5/10Destins - Tome 4 - Paranoïa

/ Critique - écrit par athanagor, le 10/09/2010
Notre verdict : 5/10 - L'écrit d'une victime (Fiche technique)

Tags : tome destins giroud frank valerie glenat livres

Premier tome de la deuxième vague des parutions du défi Destins, Paranoïa laisse un arrière-goût bizarre, de ceux que provoquent les mélanges les moins heureux.
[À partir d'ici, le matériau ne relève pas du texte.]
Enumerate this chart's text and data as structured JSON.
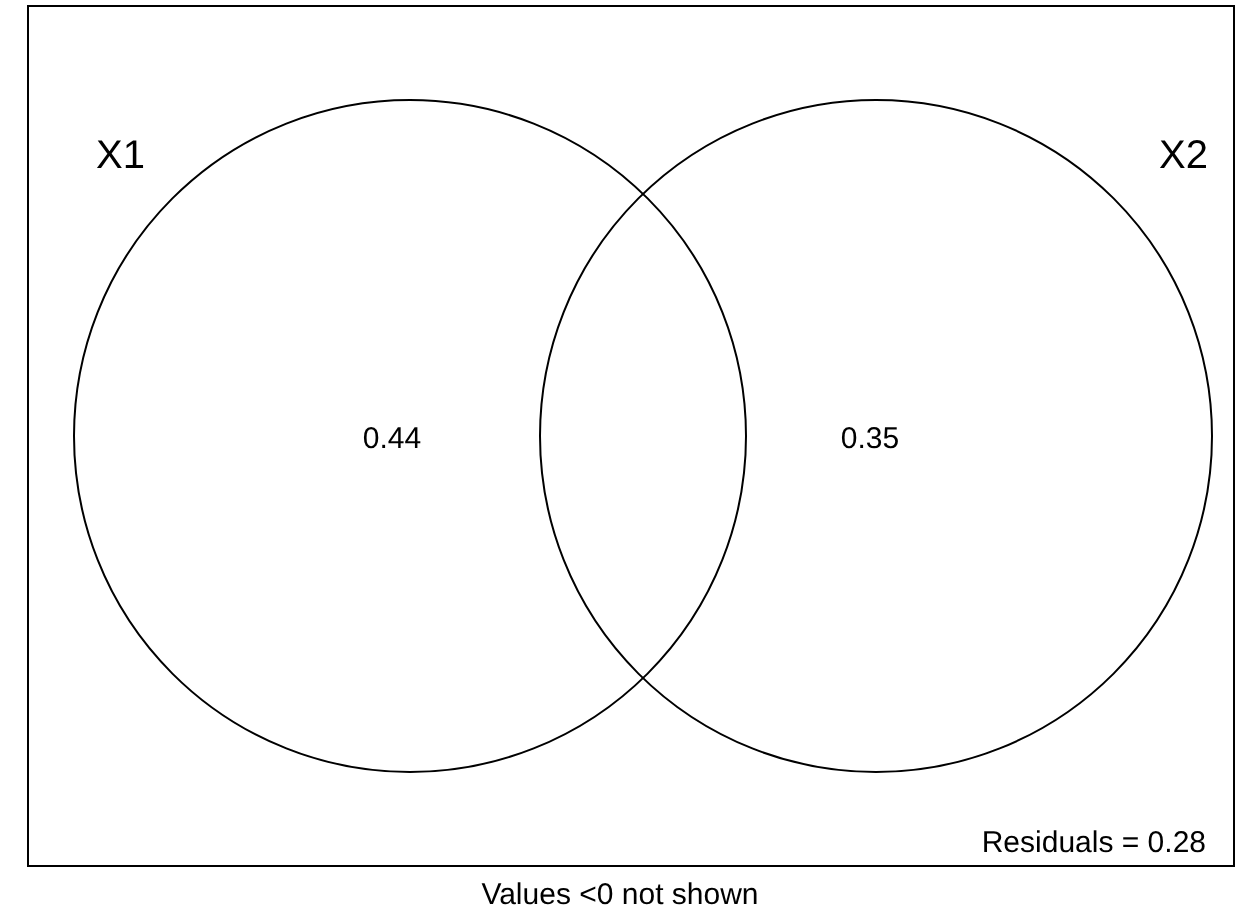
{
  "chart_data": {
    "type": "other",
    "categories": [
      "X1",
      "X2"
    ],
    "values": [
      0.44,
      0.35
    ],
    "data_labels": true,
    "annotations": [
      "Residuals = 0.28",
      "Values <0 not shown"
    ]
  }
}
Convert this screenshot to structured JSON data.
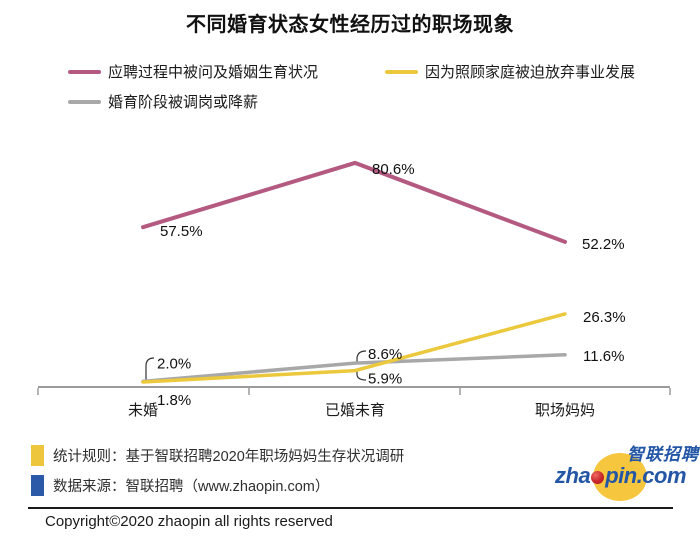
{
  "title": "不同婚育状态女性经历过的职场现象",
  "chart_data": {
    "type": "line",
    "categories": [
      "未婚",
      "已婚未育",
      "职场妈妈"
    ],
    "series": [
      {
        "name": "应聘过程中被问及婚姻生育状况",
        "values": [
          57.5,
          80.6,
          52.2
        ],
        "color": "#b45a80"
      },
      {
        "name": "因为照顾家庭被迫放弃事业发展",
        "values": [
          1.8,
          5.9,
          26.3
        ],
        "color": "#ecc83d"
      },
      {
        "name": "婚育阶段被调岗或降薪",
        "values": [
          2.0,
          8.6,
          11.6
        ],
        "color": "#a8a8a8"
      }
    ],
    "title": "不同婚育状态女性经历过的职场现象",
    "xlabel": "",
    "ylabel": "",
    "ylim": [
      0,
      90
    ],
    "grid": false,
    "legend_position": "top-left, two columns",
    "data_label_format": "one decimal percent"
  },
  "footer": {
    "source_rows": [
      {
        "label": "统计规则：基于智联招聘2020年职场妈妈生存状况调研",
        "bullet_color": "#edc63e"
      },
      {
        "label": "数据来源：智联招聘（www.zhaopin.com）",
        "bullet_color": "#2b5ba8"
      }
    ],
    "copyright": "Copyright©2020  zhaopin all rights reserved",
    "logo": {
      "cn": "智联招聘",
      "en_prefix": "zha",
      "en_suffix": "pin.com"
    }
  },
  "colors": {
    "axis": "#9b9b9b",
    "text": "#111111",
    "leader_line": "#333333"
  }
}
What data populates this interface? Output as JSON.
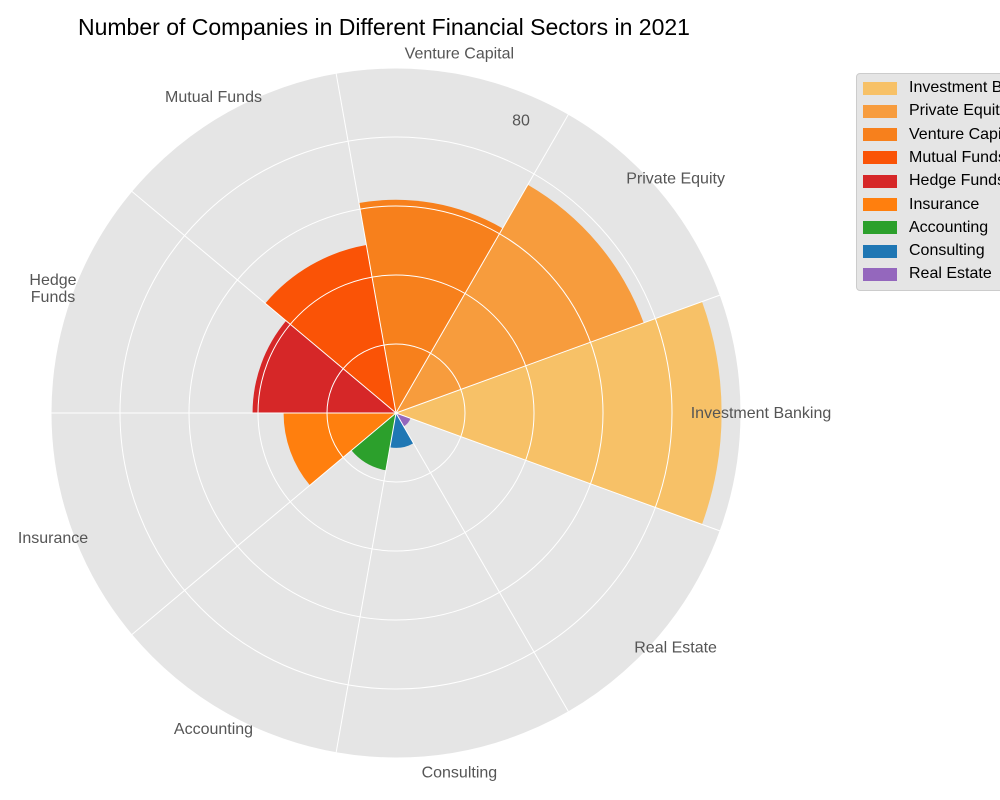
{
  "chart_data": {
    "type": "polar-bar",
    "title": "Number of Companies in Different Financial Sectors in 2021",
    "categories": [
      "Investment Banking",
      "Private Equity",
      "Venture Capital",
      "Mutual Funds",
      "Hedge Funds",
      "Insurance",
      "Accounting",
      "Consulting",
      "Real Estate"
    ],
    "category_labels": [
      "Investment Banking",
      "Private Equity",
      "Venture Capital",
      "Mutual Funds",
      "Hedge\nFunds",
      "Insurance",
      "Accounting",
      "Consulting",
      "Real Estate"
    ],
    "values": [
      84,
      68,
      55,
      44,
      37,
      29,
      15,
      9,
      4
    ],
    "colors": [
      "#f7c167",
      "#f79c3d",
      "#f7801c",
      "#fa5306",
      "#d62728",
      "#ff7f0e",
      "#2ca02c",
      "#1f77b4",
      "#9467bd"
    ],
    "radial_max": 89,
    "radial_ticks": [
      80
    ],
    "grid": true,
    "legend_position": "upper-right-outside",
    "legend": [
      "Investment Banking",
      "Private Equity",
      "Venture Capital",
      "Mutual Funds",
      "Hedge Funds",
      "Insurance",
      "Accounting",
      "Consulting",
      "Real Estate"
    ]
  }
}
Décidée à sauver Jane, cette immonde truie capitaliste qui ne mérite même pas l'électricité qu'elle va pomper pour son électrocution (en même temps, ça la changera), Ellen se dirige résolument vers l'aéroport. Plus rien désormais ne la fera reculer, et les affaires familiales ne feront que retarder son départ et lui faire avouer à son avocat de mari son crime et la façon dont elle compte réparer. Pourtant, une fois sur le sol américain, il ne s'avère pas si simple d'endosser la responsabilité d'un tel crime. Tous Je suis dessiné comme ça
Je suis dessiné comme ça
les enquêteurs qu'elle contacte sont persuadés qu'elle se dénonce pour se faire une bonne publicité. Ils refusent donc de la croire. Mais Ellen n'est pas devenu la femme qu'elle est sans un minimum de persévérance, et elle décide d'aller plus loin. Les résistances commencent alors à craquer, laissant apercevoir, dans la pénombre, certains protagonistes influents.

Avec un dessin très large et très sombre, qui donne l'impression de bouffer la page, Daniel Hulet remplit sans difficulté l'espace visuel. Mais le manque de détail (qu'on ne remarque pas immédiatement, sous tous les crayonnés de texture) laisse assez tôt une impression de vide. Bref, la partie dessin de ce tome ne charme pas. De plus on prend la mesure, dans les dernières pages où l'action se muscle, de l'immobilité du trait. Pour ce qui est de l'intrigue développée par Valérie Mangin, elle est assez vite déballée et, tout bien considéré, assez difficile à faire tenir sur un certain nombre de pages sans lasser. Et de fait, on a parfois l'impression qu'un peu de temps est perdu dans certaines scènes, qui semblent destinée essentiellement à remplir l'espace.

Pourtant on conserve l'impression diffuse que ce trait et ce style narratif pourraient accrocher, mais alors dans une autre forme d'histoire. Avec assez peu d'action, pas mal de parlotte et d'introspection, cet ensemble serait sûrement plus à son aise sur des récits noirs, glauques et viciés. Ici malgré le fond, l'intrigue garde un aspect clair, où la noirceur apportée par le style de ces auteurs n'est pas à sa place. A force, la lecture en devient gênante et prend parfois des zestes d'inutilité, dans le sens où on se demande si le choix de ce style était bien judicieux.

Pourtant c'est ici l'intérêt principal que de fournir une trame pour que s'expriment plusieurs auteurs dans des styles différents. Au-delà du simple défi scénaristique et du plaisir, une fois la collection achevée, de pouvoir relire à chaque fois la même histoire en choisissant sa version préférée, cela permet, comme dans un laboratoire, de tester la patte de plusieurs auteurs pour apercevoir les nuances que les styles impulsent à la base, comme un même paysage peint par plusieurs peintre.

En ce sens, ce tome garde toute sa légitimité, mais donne le sentiment de faire partie de ceux qu'on ne relira pas souvent.